POST /api/internal/deploys has a synchronous GH API polling loop (_poll_and_capture_run_id, up to 30 s) inside the request lifecycle. This loop sits exactly at Heroku's H12 30-second request-timeout ceiling. On 2026-05-02 it caused a real incident: H12 503, modal showed garbled error text, operator confused about whether the deploy had fired (it had).

We need to decouple run_id discovery from the dispatch request without introducing new infrastructure dependencies.

Three options were evaluated:

Return 202 immediately; lazy resolution in GET poll handler.
Return 202 immediately; background threadpool worker resolves run_id.
Return 202 immediately; workflow's first step POSTs back run_id via callback.

Decision

Option 1: lazy resolution in GET /api/internal/deploys/<id> poll handler.

POST /api/internal/deploys removes the _poll_and_capture_run_id call and returns 202 immediately after committing status=dispatched, run_id=NULL.

GET /api/internal/deploys/<id> performs one GH API look-up per call when: - github_run_id IS NULL - status = 'dispatched' - requested_at_utc >= now() - 90s

Look-up timeout: 8 s. Look-up uses GET /actions/workflows/{file}/runs?event=workflow_dispatch&created>={T}.

The 60-second reconciler (PR #867) remains the safety net for orphaned rows when the modal is closed before a poll resolves the run_id.

A new FLAG_CONSOLE_DEPLOY_ASYNC env var (default off) gates the behavior.

Consequences

Positive: - POST /api/internal/deploys p99 drops from ~30 s to ~3–5 s (validate + DB write + GH POST). H12 incidents eliminated under normal GH latency. - Modal operator experience: run_id appears within 2–4 polls (4–8 s) in the common case. Indistinguishable from current UX when GH is fast. - No new infrastructure. The GET endpoint already exists and is called every 2 s by the modal. - Retry-on-timeout via Idempotency-Key already works correctly: the idempotency check finds the committed dispatched row and returns it.

Negative / trade-offs: - GET handler now makes a conditional outbound GH API call. Adds ~8 s of potential latency to GET responses in the 0–90 s window when GH is slow. Mitigated: hard 8 s timeout; call is skipped entirely once run_id is set. - The 202 response code change requires a one-line update in the modal JS (status === 201 || status === 200 → add 202). - One additional test surface: the lazy look-up branch in get_deploy.

Alternatives Considered

Option 2: background threadpool worker

A threading.Thread started per dispatch to poll GH and write run_id.

Rejected because: - Heroku dyno restarts and rolling deploys orphan in-flight threads silently. - Two concurrent writers (thread + reconciler) for the same row with no row-level locking. SQLite WAL is not designed for concurrent async writers. - Adds complexity without reliability benefit — the reconciler already handles this niche, and the GET handler approach is simpler and stateless.

Option 3: workflow callback back-fills run_id

The GH workflow's first step would POST its own run_id to the callback endpoint before doing any real work.

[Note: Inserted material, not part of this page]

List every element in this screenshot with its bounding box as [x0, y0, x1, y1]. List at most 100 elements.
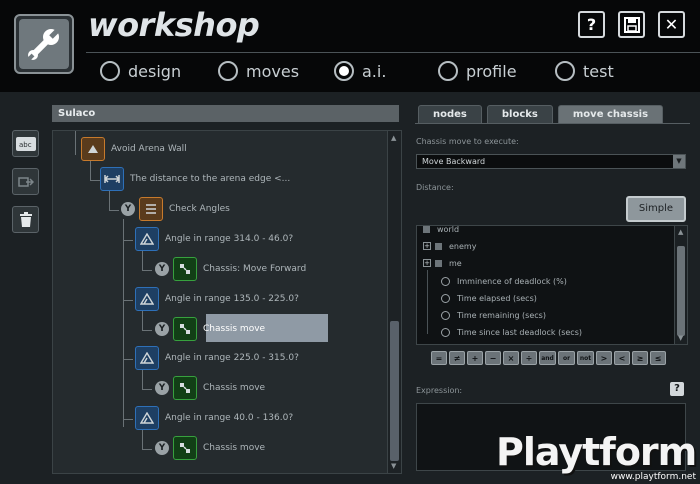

Rejected because: - Requires modifying every workflow YAML (deploy-heroku.yml, deploy-console.yml, deploy-customer-docs.yml). - Adds a mandatory network round-trip into every workflow before build starts. - The callback endpoint already handles run_id back-fill as part of the "building" callback (section 6 of the design doc) — no workflow change needed. - Break-glass manual gh workflow run would not supply the run_id, requiring special-casing.

Notes

The modal's "Dispatched — waiting for run..." state shown during the 0–90 s window when run_id is still null is a new UX state. The existing step tracker already handles status=dispatched gracefully (no step is marked active). No new UI components are required; the status text updates naturally via the existing poll loop.

Auto-generated from docs/ in raxx-app/TradeMasterAPI. Gated behind Cloudflare Access. Re-deployed on every push to main.